Throughout the game we looked the better side and our passing at times was far superior to that of the visitors but all the brilliant passing in the world doesn't result in goals and that also singles out our other major problem today. Our inability to score easy goals and instead go for the complicated route is also not good enough and needs to be questioned.
How many times did James Constable run with the ball through the Gulls defence, take the ball into the area and then loose it just because Justin Richards failed to make himself available by moving towards him a bit. Time and again Richards just waited for the ball to come to him and by then it was too late.
As previously mentioned the first goal was a complete fluke. We could have already been three goals to the good by the twelfth minute when Jonny Harkness tried to play a ball forward from the halfway line but it was somehow stopped mid travel by Hinshelwood who instinctively booted the ball back the other way as if to clear it.
It flew high into the air and then dropped down towards MacKenzies goal with the keeper off his line and back peddling for all he was worth. He jumped high to try and touch it away but could only deflect it higher on it's journey to the back of the net.
The Harriers hit back immediately with a shot by Constable after Jeff Kenna showed that his old magic is still there by selling a Utd defender a dummy and then playing the ball through for Beano to run onto and then send in a great shot that was tipped over by the inform Gulls keeper, Simon Rayner.
Russ Penn then sends in another cross for the on fire Harriers striker but this time Constable shoots just wide. That attempt to get back into the game is then followed up by Dean Bennett sending over a cross that at first deceives their keeper but he manages to push it away for a fruitless corner.

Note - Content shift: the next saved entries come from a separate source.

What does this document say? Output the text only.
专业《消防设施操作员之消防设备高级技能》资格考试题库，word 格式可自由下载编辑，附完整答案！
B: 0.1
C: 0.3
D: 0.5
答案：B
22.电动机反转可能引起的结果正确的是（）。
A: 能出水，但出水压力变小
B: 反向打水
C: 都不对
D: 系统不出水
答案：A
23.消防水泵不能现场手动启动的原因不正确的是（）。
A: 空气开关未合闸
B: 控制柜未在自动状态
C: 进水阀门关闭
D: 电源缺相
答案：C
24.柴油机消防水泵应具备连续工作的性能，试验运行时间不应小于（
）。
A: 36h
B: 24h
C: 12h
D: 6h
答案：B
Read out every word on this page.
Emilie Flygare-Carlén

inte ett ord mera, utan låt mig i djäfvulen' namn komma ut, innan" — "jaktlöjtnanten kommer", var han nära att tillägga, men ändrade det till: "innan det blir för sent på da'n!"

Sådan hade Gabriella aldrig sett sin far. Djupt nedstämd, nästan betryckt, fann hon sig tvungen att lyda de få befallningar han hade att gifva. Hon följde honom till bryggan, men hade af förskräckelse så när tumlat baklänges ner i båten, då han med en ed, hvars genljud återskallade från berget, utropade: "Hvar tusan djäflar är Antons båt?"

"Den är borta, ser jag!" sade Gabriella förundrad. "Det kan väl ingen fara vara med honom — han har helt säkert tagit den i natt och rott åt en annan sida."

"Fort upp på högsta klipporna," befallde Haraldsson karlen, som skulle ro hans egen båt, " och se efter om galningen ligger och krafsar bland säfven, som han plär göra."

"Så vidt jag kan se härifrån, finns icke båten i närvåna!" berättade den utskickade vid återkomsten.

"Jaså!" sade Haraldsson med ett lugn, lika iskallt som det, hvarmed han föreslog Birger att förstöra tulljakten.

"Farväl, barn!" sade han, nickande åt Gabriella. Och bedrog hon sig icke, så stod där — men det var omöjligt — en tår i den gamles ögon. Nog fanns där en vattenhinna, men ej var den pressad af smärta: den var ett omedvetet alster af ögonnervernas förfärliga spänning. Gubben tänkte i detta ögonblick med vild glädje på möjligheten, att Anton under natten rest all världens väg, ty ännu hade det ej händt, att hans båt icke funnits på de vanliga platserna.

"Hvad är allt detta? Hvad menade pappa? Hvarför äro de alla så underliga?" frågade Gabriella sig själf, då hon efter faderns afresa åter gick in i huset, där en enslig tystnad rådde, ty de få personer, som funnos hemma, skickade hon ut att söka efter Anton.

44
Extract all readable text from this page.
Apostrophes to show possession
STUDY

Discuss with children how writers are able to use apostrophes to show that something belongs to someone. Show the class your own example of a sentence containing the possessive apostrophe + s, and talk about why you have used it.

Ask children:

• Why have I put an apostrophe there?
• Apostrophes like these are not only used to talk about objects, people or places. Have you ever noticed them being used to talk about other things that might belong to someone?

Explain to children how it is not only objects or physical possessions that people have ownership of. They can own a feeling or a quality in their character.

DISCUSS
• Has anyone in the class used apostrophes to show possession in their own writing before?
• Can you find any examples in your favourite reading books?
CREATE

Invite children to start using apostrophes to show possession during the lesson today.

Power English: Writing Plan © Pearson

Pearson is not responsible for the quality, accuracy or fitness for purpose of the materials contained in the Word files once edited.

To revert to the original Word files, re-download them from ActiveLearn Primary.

In the thirtieth minute Constable found himself in the referees notebook after an elbow caught Mark Ellis in the face but Ellis had been trying to get Constable wound up throughout the game and it's high time that our striker got used to the fact that this kind of thing will happen all the time. He's a marked man now after his goals at Wembley.
Completely against the run of play Torquay scored a second goal when a Torquay free kick was cleared away for a corner but MacKenzie then flapped at the kick when he could have easily collected it. The ball got pushed out to the far post for the unmarked Tim Sills to head into the goal via the head of Mark Creighton.
Four minutes further on and the game was over when Torquay scored their third goal and again it came after a period of non stop pressure from the Harriers but also from another goalkeeping/defending error.
A long kick from Rayner fell just in front of MacKenzies area and with neither the keeper or Creighton going for it Chris Zebroski sneaked in between them and easily side footed the ball into the empty net.
With five minutes of the half to go we looked down for the first time in the game and the new keeper looked a wreck. Mark Yates was going to have his work cut out trying to lift the team after that lesson in finishing.